Iranians and Iraqis planning to fly to the United States were prevented from boarding on Saturday after US President Donald Trump’s order to restrict arrivals from seven Muslim countries.
Iran slammed the “insulting” ban and said it would reciprocate.
On Friday, Trump signed a sweeping executive order to suspend the arrival of refugees and impose tough new controls on travellers from Iran, Iraq, Libya, Somalia, Syria and Yemen. His move sparked widespread international criticism.
Travellers from the Middle East were stopped from boarding US-bound planes.Some who were already in the air when Trump signed the executive order were detained on arrival, the New York Times reported.
In The Netherlands, the Dutch flag carrier KLM said it had stopped seven passengers from boarding its flights, five of whom it had been able to contact before departure. The identities of the seven, their countries of origin and destinations were not given.
“We would have liked to have had them fly with us, but it would not have made much sense because they would have been denied entry” to the United States, KLM spokesman Manel Vrijenhoek told AFP.
In Tehran, two travel agencies told AFP they had been instructed by Etihad Airways, Emirates and Turkish Airlines not to sell US tickets or allow Iranians holding American visas to board US-bound flights.
An Iranian studying in California said she could not now return because her ticket had been cancelled under the new restrictions.

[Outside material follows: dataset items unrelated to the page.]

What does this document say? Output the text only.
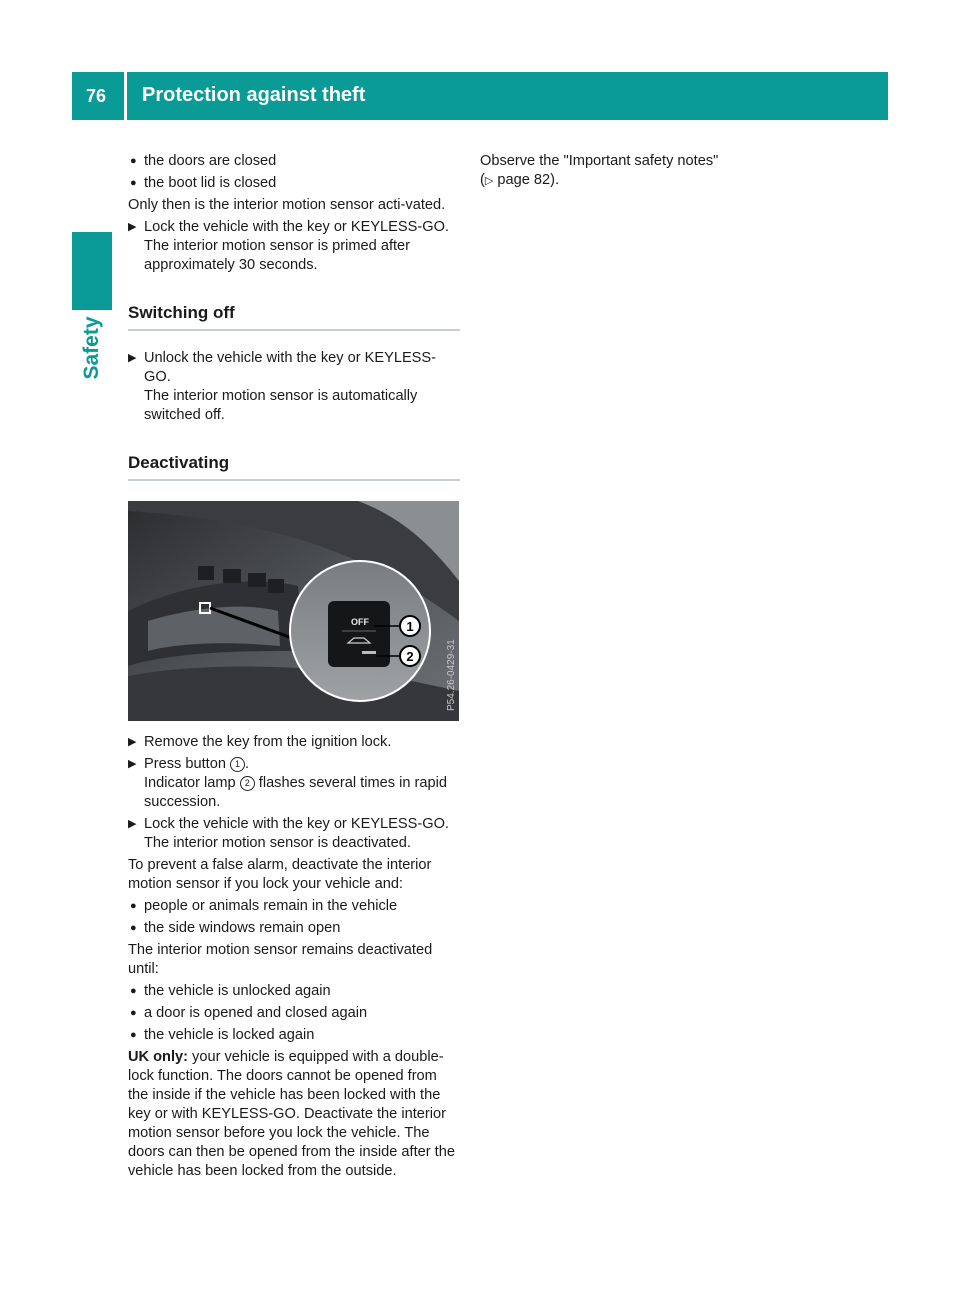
76 Protection against theft
Safety
● the doors are closed
● the boot lid is closed

Only then is the interior motion sensor acti-vated.

▶ Lock the vehicle with the key or KEYLESS-GO.
The interior motion sensor is primed after approximately 30 seconds.
Switching off
▶ Unlock the vehicle with the key or KEYLESS-GO.
The interior motion sensor is automatically switched off.
Deactivating
OFF	1
2	P54.26-0429-31
▶ Remove the key from the ignition lock.
▶ Press button 1 .
Indicator lamp 2 flashes several times in rapid succession.
▶ Lock the vehicle with the key or KEYLESS-GO.
The interior motion sensor is deactivated.

To prevent a false alarm, deactivate the interior motion sensor if you lock your vehicle and:

● people or animals remain in the vehicle
● the side windows remain open

The interior motion sensor remains deactivated until:

● the vehicle is unlocked again
● a door is opened and closed again
● the vehicle is locked again

UK only: your vehicle is equipped with a double-lock function. The doors cannot be opened from the inside if the vehicle has been locked with the key or with KEYLESS-GO. Deactivate the interior motion sensor before you lock the vehicle. The doors can then be opened from the inside after the vehicle has been locked from the outside.

Observe the "Important safety notes"
(▷ page 82).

“I had a ticket for Turkish Airlines on February 4, but it has been cancelled,” the girl, who did not wish to be identified, told AFP in Tehran.
Iranian President Hassan Rouhani did not comment directly on the ban today, but criticised Trump, saying that now was “not the time to build walls between nations”.
Iran’s foreign ministry said it would “respond in kind after the insulting decision of the United States concerning Iranian nationals” until the measure is lifted.
It said the decision was “illegal, illogical and contrary to international rules”.
More than a million Iranians live in the United States.
In Khartoum, the Sudanese foreign ministry expressed its “regret” at the US ban.
Today in Egypt, a country not included in the new restrictions, an Iraqi couple and their two children were told they could not board an EgyptAir flight from Cairo to New York.
Airport officials said the four Iraqis all had American visas.
The New York Times reported that two Iraqi refugees were detained on arriving at New York’s John F Kennedy airport hours after Trump signed the order.